Teaching with Joy
A Rabbi’s Recipe for Teaching Includes Huge Helpings of Heart and Humor
Rabbi Aharon Friedler will do most anything to reach and teach his students at Hebrew Academy of Nassau County. Just recently, Friedler, who teaches Judaic Studies and AP Computer Science to high school students, had been looking for a way to engage a young man who seemed shy and seldom spoke up in class. He discovered the boy was a hockey goalie. “Well, in high school I was a hockey captain,” Friedler says proudly. “So, I challenged him to a shootout, took the whole class with us and I didn’t score a single point. That smile I got after was priceless to me.”
Friedler received his master’s degree at Touro’s Graduate School of Jewish Studies in June 2021. “I had taught for several years before I went to Touro,” he says, “so Touro didn’t teach me how to teach, but without a doubt, they taught me how to be a much, much better teacher.”
He credits the school’s focus on the methodology behind teaching for making him a more attentive and effective teacher. “We would have practicums every day in front of our professors and fellow students, and the back-and-forth on how to improve, what worked, what didn’t, was invaluable,” he recalls. “You could teach your whole life, but are they getting the information they need? Are they engaging? Are they getting context and critical thinking? You can’t just spew data at them. You have to engage them. That’s what I learned at Touro.”
When Friedler taught fourth graders, who occasionally floated away to their own worlds, he didn’t raise his voice or scold them. He made them laugh and showed them his creative side by changing the school’s Drop Everything and Read (DEAR) program to Drop Everything and Sing (DEAS). He schlepped his guitar to school and whipped it out when he felt a little music was warranted to cheer the class up and give them a break from reading and writing.
He also exudes an innate kindness and sense of joy. During the height of the pandemic, Friedler, a husband and father of six — four of whom are teachers! — decided that Zoom wasn’t working in showing his students how much he cared about them, their education and their emotional well-being.
He would spend hours making cholent (a Jewish Sabbath dish of slowly baked meat and vegetables, prepared on a Friday and cooked overnight) at his Far Rockaway home. Then on Fridays, he would drive for up to six hours, across three counties, to deliver the traditional dish and wave and talk (okay, shout) to where his students stood, delighted and socially distanced, in their doorways.

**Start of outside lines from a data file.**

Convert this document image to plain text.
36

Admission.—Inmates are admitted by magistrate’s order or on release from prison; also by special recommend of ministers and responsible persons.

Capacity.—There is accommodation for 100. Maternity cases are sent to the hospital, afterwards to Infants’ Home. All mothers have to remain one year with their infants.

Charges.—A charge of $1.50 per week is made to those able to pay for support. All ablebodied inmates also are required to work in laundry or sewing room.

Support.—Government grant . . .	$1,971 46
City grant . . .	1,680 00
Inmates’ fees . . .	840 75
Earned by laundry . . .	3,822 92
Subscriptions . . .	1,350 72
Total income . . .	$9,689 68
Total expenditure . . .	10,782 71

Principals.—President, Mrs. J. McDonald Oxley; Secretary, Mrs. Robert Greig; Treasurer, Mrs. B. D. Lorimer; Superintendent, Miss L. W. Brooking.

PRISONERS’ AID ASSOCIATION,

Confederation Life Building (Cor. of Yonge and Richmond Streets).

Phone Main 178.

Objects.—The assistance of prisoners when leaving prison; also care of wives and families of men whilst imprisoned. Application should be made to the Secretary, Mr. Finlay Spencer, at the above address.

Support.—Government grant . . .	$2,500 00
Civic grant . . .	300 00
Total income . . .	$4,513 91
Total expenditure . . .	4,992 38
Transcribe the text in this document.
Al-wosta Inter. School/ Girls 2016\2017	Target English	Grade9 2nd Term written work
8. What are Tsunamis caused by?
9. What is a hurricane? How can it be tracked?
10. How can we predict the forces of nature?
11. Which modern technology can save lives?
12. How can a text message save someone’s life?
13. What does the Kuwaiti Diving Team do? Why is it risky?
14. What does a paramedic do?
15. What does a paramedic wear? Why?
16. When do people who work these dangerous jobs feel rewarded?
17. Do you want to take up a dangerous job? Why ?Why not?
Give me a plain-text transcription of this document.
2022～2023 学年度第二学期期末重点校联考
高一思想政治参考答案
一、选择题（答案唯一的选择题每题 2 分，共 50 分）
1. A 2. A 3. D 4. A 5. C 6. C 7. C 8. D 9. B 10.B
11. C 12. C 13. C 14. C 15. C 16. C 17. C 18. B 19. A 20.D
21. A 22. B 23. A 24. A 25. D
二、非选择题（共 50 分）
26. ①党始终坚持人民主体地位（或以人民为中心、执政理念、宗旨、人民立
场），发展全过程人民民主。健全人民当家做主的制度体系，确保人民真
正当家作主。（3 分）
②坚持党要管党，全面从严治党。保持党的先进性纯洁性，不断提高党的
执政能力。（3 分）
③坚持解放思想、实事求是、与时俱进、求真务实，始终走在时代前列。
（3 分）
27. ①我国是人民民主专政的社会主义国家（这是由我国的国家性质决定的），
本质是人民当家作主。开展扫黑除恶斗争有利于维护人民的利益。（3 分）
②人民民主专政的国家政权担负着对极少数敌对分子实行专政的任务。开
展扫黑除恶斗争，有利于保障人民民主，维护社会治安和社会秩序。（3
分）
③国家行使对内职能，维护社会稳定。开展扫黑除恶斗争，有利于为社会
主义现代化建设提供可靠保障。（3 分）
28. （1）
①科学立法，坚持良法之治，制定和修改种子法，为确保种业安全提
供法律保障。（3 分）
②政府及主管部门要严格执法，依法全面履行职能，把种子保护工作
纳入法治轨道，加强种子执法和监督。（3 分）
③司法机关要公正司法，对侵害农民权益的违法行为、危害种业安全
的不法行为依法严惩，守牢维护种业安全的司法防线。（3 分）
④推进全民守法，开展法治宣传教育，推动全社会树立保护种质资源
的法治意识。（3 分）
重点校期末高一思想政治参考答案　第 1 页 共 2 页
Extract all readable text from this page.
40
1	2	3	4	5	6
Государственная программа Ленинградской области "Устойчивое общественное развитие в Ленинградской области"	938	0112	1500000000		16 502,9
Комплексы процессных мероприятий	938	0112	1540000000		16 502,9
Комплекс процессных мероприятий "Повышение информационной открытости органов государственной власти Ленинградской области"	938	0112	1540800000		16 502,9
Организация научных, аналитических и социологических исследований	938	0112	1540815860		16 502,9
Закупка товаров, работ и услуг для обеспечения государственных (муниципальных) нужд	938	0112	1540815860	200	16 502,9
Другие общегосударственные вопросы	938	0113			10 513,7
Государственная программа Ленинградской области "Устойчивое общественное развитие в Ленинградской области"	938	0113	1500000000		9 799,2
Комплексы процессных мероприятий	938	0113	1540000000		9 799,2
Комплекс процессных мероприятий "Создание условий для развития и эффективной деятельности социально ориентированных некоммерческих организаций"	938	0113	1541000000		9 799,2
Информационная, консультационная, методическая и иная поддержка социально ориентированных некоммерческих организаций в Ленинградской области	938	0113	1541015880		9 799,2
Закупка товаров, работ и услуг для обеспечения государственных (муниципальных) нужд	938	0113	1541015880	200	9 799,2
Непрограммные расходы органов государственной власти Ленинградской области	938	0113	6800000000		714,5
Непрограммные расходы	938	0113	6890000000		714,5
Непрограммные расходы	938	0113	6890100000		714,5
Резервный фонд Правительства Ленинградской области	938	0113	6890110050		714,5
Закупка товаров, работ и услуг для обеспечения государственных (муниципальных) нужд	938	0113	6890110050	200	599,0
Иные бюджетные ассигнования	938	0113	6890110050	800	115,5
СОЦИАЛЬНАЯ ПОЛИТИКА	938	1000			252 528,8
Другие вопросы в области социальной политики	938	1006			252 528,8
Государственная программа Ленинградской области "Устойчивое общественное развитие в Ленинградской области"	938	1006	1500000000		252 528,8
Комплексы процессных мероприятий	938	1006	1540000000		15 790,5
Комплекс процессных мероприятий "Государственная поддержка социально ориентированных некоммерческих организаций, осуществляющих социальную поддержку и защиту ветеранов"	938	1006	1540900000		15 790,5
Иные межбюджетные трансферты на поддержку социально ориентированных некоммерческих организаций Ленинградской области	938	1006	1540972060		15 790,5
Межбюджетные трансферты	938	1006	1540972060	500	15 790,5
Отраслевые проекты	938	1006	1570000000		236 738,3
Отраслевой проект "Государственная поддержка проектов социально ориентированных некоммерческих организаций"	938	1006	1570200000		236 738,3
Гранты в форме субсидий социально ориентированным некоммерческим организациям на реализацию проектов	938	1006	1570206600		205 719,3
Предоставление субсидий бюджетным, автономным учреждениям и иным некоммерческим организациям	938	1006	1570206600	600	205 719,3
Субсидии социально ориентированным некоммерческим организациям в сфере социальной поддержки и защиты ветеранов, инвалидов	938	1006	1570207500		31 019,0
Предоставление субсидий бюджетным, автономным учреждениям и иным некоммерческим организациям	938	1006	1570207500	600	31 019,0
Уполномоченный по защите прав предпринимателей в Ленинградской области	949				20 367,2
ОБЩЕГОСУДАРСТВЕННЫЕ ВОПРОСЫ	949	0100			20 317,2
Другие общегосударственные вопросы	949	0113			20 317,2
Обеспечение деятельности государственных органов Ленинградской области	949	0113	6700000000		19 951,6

Friedler, 58, possesses a healthy pride in his culinary skills and would never deliver a cold meal that was meant to be served piping hot, so he connected his car battery to an inverter that allowed him to plug the cholent into a regular outlet.
“By nature, I’m a builder. I do all my own projects at home, plumbing, electricity, whatever needs repairing,” he explains. “I’m doing the same thing as a teacher. I’m helping to build people. To me, helping to mold and teach and build young people is the greatest calling. Building people is emulating G‑d, who Himself was a builder.”